Designations for orphan drugs skyrocketed in 2017, with the Food and Drug Administration receiving 1.4 requests per day and granting those requests at a record rate of 1.3 per day.

The FDA granted 77 orphan drug approvals last year and granted 476 orphan drug designation requests, according to law firm Hyman, Phelps & McNamara, which focuses on food, drug, medical device and cosmetic law. For context on the size of the increase from years past, 2014 saw only 49 orphan drug approvals; in 2015, only 355 orphan drug designation requests were made.

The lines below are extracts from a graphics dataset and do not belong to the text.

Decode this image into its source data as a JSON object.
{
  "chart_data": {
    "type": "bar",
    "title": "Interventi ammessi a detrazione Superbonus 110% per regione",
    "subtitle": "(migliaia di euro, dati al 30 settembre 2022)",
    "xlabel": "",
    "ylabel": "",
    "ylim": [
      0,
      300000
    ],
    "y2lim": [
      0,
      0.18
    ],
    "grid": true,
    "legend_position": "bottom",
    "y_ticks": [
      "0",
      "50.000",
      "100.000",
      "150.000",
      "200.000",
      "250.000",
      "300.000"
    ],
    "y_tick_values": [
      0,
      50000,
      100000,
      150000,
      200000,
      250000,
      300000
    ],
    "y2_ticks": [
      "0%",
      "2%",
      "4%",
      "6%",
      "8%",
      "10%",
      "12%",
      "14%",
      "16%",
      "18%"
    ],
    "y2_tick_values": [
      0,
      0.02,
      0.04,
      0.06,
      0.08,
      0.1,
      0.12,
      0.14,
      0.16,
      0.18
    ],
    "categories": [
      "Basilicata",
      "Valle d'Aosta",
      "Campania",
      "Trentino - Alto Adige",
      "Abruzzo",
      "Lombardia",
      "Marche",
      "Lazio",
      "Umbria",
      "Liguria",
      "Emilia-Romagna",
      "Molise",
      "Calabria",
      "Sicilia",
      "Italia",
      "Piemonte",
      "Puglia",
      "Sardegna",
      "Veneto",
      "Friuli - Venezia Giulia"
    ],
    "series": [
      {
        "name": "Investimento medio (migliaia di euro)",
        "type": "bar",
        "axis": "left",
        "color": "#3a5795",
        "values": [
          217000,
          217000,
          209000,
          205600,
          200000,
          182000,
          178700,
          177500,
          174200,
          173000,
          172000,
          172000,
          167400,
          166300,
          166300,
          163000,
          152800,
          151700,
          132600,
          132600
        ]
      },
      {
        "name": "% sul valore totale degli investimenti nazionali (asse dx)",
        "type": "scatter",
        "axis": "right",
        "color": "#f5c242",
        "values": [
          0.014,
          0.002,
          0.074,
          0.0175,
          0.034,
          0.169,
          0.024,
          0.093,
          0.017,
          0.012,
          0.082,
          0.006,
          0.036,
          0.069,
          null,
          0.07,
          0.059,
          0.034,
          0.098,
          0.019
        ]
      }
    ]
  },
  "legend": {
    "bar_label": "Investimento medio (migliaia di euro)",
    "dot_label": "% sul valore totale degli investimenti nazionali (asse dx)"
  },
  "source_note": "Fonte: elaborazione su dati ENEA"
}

The increase has been largely attributed to the FDA’s Orphan Drug Designation Modernization Plan, which was predicated on eliminating the backlog of pending designation requests, in addition to implementing a 90-day timetable for processing designation requests. The agency also established the Orphan Products Council to better handle the scientific and regulatory challenges of orphan products.

Asked why drugmakers sought more orphan drug designations than in years past, Hyman, Phelps & McNamara director Anne Walsh said that companies are catching on to the economic and financial benefits that such designations provide.

“The whole point is that it’s been a success, that it is indeed working and people are trying to develop products in areas that would otherwise not be developed,” she said.

Since 1983, the FDA has granted more than 650 orphan drug approvals, nearly 4,500 orphan drug designations, and received more than 6,300 drug designation requests. Some experts believe 2018 may see more designations and requests than ever before, thanks to a pilot program with components that include streamlined requests via a fillable form, an online tutorial to guide sponsors through the admissions process, and inter-center consult process that will standardize the agency’s communications process.